Joachim Durchholz jo at durchholz.org
Fri Jun 16 17:59:07 EDT 2006


Raffael Cavallaro schrieb:
> There is a very large class of software where user inputs are 
> unpredictable and/or where input data comes from an untrusted source. In 
> these cases run-time checks are going to be needed anyway so the 
> advantages of static type checking are greatly reduced - you end up 
> doing run-time checks anyway, precisely the thing you were trying to 
> avoid by doing static analysis.

There's still a large class of errors that *can* be excluded via type 
checking.

> Ideally one wants a language with switchable typing - static where 
> possible and necessary, dynamic elsewhere.
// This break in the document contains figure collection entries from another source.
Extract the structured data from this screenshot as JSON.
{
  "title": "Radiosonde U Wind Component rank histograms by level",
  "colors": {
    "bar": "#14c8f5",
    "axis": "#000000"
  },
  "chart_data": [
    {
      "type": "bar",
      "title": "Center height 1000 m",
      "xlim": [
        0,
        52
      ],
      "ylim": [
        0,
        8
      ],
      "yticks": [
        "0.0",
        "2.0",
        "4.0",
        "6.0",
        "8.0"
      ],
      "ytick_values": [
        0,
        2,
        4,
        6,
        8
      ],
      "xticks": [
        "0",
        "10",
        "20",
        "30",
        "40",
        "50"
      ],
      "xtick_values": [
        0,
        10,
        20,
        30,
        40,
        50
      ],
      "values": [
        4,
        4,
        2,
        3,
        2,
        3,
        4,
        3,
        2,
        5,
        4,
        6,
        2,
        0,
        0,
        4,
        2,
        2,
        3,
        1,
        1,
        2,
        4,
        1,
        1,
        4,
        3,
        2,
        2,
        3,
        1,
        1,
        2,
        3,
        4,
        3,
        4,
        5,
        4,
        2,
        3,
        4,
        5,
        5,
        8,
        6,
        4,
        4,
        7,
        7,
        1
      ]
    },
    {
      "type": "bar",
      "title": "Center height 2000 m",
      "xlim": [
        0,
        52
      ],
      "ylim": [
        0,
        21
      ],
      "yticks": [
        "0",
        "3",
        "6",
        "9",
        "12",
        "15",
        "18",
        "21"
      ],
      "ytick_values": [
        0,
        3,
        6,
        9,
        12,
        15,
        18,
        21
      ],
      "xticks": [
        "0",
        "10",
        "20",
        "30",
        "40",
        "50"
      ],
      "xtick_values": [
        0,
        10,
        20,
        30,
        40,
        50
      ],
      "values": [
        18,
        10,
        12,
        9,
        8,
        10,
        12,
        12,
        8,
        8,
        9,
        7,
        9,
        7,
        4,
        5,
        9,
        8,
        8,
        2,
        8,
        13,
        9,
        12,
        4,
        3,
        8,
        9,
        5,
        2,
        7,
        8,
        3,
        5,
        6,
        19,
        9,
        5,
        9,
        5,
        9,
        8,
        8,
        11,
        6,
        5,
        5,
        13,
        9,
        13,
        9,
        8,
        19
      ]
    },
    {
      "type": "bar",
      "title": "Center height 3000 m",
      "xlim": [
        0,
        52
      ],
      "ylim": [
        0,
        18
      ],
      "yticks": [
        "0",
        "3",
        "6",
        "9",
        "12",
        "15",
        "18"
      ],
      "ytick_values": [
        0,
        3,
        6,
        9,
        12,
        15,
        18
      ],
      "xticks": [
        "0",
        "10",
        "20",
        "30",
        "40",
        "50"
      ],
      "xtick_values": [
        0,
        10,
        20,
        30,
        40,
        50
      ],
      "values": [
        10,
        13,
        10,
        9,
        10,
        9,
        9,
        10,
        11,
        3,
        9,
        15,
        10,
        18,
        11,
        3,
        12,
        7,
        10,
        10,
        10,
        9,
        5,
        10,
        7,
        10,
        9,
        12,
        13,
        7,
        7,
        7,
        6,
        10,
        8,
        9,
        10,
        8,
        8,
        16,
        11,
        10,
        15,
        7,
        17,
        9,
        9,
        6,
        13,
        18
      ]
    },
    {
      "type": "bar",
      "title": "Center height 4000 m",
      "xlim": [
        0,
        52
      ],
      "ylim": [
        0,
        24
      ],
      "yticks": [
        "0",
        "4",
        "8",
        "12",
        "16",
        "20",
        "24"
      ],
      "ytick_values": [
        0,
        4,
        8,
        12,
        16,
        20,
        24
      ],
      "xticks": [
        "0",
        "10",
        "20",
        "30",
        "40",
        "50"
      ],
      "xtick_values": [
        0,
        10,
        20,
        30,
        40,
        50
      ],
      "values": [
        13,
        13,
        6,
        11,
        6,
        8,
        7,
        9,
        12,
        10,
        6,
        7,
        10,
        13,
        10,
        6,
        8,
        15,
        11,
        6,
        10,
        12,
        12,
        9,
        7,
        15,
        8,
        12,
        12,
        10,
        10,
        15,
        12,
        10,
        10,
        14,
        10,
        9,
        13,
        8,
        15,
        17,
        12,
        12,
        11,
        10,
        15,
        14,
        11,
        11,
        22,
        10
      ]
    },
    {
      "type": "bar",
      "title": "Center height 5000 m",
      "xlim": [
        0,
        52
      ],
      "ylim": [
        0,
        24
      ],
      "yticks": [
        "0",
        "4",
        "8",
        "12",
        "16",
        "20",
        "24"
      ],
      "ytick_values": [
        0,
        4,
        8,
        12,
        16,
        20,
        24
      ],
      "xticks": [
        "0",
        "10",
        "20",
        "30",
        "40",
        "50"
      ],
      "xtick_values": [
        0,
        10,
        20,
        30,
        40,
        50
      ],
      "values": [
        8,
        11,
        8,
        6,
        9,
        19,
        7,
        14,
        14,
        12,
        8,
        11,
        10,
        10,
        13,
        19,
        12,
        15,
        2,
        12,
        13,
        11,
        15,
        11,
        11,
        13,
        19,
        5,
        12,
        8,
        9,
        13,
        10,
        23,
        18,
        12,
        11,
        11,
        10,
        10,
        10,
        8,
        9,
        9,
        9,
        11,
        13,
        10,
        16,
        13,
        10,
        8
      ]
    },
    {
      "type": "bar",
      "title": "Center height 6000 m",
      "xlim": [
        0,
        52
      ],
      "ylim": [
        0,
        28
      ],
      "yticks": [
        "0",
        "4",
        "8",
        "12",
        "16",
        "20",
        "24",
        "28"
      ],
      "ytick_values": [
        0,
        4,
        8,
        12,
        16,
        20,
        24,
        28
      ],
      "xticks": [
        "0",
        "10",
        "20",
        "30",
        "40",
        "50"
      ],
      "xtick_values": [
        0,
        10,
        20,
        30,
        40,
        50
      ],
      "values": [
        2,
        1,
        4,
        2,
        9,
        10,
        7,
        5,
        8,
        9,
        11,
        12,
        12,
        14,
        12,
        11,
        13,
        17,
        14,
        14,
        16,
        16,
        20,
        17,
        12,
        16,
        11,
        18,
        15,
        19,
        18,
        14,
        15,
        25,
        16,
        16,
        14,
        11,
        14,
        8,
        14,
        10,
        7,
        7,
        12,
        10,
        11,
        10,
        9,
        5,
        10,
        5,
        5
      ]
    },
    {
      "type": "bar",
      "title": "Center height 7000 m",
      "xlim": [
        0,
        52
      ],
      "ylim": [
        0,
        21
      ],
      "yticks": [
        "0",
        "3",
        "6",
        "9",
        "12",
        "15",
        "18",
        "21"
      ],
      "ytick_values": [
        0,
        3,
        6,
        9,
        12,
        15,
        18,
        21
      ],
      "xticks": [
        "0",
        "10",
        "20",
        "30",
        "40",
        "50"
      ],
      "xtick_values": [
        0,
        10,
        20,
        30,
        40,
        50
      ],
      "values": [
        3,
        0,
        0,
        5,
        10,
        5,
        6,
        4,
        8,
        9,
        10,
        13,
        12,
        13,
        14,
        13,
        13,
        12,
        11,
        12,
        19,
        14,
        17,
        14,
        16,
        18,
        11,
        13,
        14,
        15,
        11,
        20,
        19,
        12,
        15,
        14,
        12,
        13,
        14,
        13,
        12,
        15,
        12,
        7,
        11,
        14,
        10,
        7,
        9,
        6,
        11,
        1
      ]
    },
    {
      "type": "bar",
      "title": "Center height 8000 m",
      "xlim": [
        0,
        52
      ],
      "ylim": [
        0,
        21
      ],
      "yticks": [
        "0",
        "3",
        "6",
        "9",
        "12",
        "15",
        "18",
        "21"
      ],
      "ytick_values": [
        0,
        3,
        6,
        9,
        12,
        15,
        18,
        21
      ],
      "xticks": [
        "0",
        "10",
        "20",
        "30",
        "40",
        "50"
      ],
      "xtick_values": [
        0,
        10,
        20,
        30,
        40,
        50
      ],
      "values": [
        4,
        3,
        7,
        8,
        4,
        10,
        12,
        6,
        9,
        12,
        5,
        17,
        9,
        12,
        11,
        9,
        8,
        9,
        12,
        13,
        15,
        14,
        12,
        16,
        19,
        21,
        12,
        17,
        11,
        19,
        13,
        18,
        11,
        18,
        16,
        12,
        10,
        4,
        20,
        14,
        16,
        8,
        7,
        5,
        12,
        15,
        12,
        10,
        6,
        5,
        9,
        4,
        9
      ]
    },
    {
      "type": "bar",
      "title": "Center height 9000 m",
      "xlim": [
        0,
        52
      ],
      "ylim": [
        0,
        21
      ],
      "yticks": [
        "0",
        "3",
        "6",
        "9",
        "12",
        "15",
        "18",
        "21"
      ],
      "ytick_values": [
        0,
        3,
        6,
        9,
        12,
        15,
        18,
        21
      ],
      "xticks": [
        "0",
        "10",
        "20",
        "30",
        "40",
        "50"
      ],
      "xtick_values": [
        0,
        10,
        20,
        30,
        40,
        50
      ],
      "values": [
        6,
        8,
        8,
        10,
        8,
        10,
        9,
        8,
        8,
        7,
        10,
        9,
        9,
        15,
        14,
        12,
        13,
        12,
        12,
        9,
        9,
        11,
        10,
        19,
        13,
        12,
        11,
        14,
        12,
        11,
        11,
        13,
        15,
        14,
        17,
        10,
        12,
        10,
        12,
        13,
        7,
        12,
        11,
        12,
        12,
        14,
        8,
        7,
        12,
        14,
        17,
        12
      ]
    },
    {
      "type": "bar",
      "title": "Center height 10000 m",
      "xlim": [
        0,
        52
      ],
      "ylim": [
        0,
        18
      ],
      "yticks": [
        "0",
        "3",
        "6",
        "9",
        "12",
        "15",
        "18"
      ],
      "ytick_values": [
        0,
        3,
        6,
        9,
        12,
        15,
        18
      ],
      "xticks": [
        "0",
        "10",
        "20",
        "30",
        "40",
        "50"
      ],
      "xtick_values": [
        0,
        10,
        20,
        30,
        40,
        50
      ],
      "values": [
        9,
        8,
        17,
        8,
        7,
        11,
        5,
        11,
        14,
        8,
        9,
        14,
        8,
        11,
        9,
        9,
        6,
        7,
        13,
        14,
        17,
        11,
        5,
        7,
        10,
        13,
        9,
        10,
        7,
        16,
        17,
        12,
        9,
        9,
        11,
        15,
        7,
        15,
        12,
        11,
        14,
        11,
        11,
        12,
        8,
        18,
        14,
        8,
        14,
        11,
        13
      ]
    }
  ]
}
That has been my position for a long time now.

 > To a certain extent this is
> what common lisp does but it requires programmer declarations. Some 
> implementations try to move beyond this by doing type inference and 
> alerting the programmer to potential static guarantees that the 
> programmer could make that would allow the compiler to do a better job.

I think it's easier to start with a good (!) statically-typed language 
and relax the checking, than to start with a dynamically-typed one and 
add static checks.
With the right restrictions, a language can make all kinds of strong 
guarantees, and it can make it easy to construct software where static 
guarantees abound. If the mechanisms are cleverly chosen, they interfere 
just minimally with the programming process. (A classical example it 
Hindley-Milner type inference systems. Typical reports from languages 
with HM systems say that you can have it verify thousand-line programs 
without a single type annotation in the code. That's actually far better 
than you'd need - you'd *want* to document the types at least on the 
major internal interfaces after all *grin*.)
With a dynamically-typed language, programming style tends to evolve in 
directions that make it harder to give static guarantees.

> It seems to 
> me that if we set aside that class of software where safety is paramount 
> - mostly embedded software such as aircraft and medical devices - we are 
> left mostly with efficiency concerns.

Nope. Efficiency has taken a back seat. Software is getting slower 
(barely offset by increasing machine speed), and newer languages even 
don't statically typecheck everything (C++, Java). (Note that the 
impossibility to statically typecheck everything in OO languages doesn't 
mean that it's impossible to do rigorous static checking in general. 
FPLs have been quite rigorous about static checks; the only cases when 
an FPL needs to dynamically typecheck its data structures is after 
unmarshalling one from an untyped data source such as a network stream, 
a file, or an IPC interface.)

The prime factor nowadays seems to be maintainability.

And the difference here is this:
With dynamic typing, I have to rely on the discipline of the programmers 
to document interfaces.
With static typing, the compiler will infer (and possibly document) at 
least part of their semantics (namely the types).

> So static typing should be invoked for that small portion of a program 
> where efficiency is really needed and that dynamic typing should be the 
> default elswhere. This is how common lisp works - dynamic typing by 
> default with static guarantees available where one needs them.

Actually static typing seems to become more powerful at finding errors 
as the program size increases.
(Yes, that's a maintainability argument. Efficiency isn't *that* 
important; since maintenance is usually the most important single 
factor, squelching bugs even before testing is definitely helpful.)